Question

2. Simplify the radical expression

Answer 1

2.  sqrt56x^2 =  sqrt4*14*x^2 = 2x sqrt14 LETTER B
3.  sqrt250h^4k^5 = sqrt 25*10*h^4*k^4*k = 5h^2k^2 sqrt10k LETTER C
4.  sqrt15y  * 3sqrt81y = sqrt15y * 27sqrt y =    27sqrt15y^2  LETTER C

Answer 2

So! first off, it's important to understand the idea that if you have a bunch of things multiplied together under a root:

√abc

you can take the root of EACH of those parts, and multiply them together.

√abc = √a√b√c

so if you understand that, simplifying your problems are pretty straightforward. please let me know if you need the above idea clarified.

so, now looking at your specific problems:

1. √56x^2

first, we see two things multiplied together, x^2 and 56. let's take the root of EACH part.

=√56√x^2

let's first talk about simplifying √56
to do this, we need to do the prime factorization of what's within, or 56. this just means splitting up 56 into a bunch of prime numbers multiplied together. usually this is done with a "tree".

56 can first be split up into 8 and 7, since 8×7 is 56. 7 is prime so we're done there. 8 is NOT prime though, so let's split it up further. 8 can be split up into 4 and 2, and 4 can be split to 2 and 2. I WOULD draw the tree here, but I can't haha. basically:

56= 8×7
56= 4×2×7
56=2×2×2×7

since both 2 and 7 are prime, this is the prime factorization of 56. alright! from this, we can say:

√56 = √2×2×2×7

I'm gonna do something now, please comment if this doesn't make sense. I'm gonna take two of those 2's and put them under a root by themselves.

√2×2×2×7 = √2×2√2×7

remember our rule--if things are multiplied, we can pull them apart. However, why did we do this? well, notice what 2×2 equals.
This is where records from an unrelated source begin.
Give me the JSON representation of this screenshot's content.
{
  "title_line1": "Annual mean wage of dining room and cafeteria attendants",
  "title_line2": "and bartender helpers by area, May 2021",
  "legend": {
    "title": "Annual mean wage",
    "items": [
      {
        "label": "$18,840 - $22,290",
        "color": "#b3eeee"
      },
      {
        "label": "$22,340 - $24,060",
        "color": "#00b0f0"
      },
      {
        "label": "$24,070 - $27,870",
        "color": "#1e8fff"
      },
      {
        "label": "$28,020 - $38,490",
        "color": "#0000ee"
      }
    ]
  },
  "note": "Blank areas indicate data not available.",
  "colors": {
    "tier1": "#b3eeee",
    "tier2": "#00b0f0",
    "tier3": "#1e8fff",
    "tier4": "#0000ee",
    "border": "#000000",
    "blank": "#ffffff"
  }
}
It's 4, right? And what is the square root of 4? 2!

so,

√2×2×2×7 = 2√2×7

to summarize this, if you have a number under a SQUARE root, your gonna split up that number until you get a "perfect square". then, you're gonna simplify that part, and leave the rest under a SQUARE root. that's how you simplify something like this. so,

√56 = 2√2×7 = 2√14

alright! So, first part done. now we gotta do

√x^2

remember our √2×2? it ended up being 2 right, or the number being multiplied under the square root. apply this idea to the variable. we're taking the square root of x^2. so, were looking for a value, when multiplied by itself, gives us x^2. I'm just gonna say it, but if you need more explanation id be happy to go more in depth. the answer here would just be x.

so! finally:

√56x^2 = 2x√14 or B

I would be happy to assist with the rest of your questions, but I believe you have the tools now to do so. let me know if you need more help!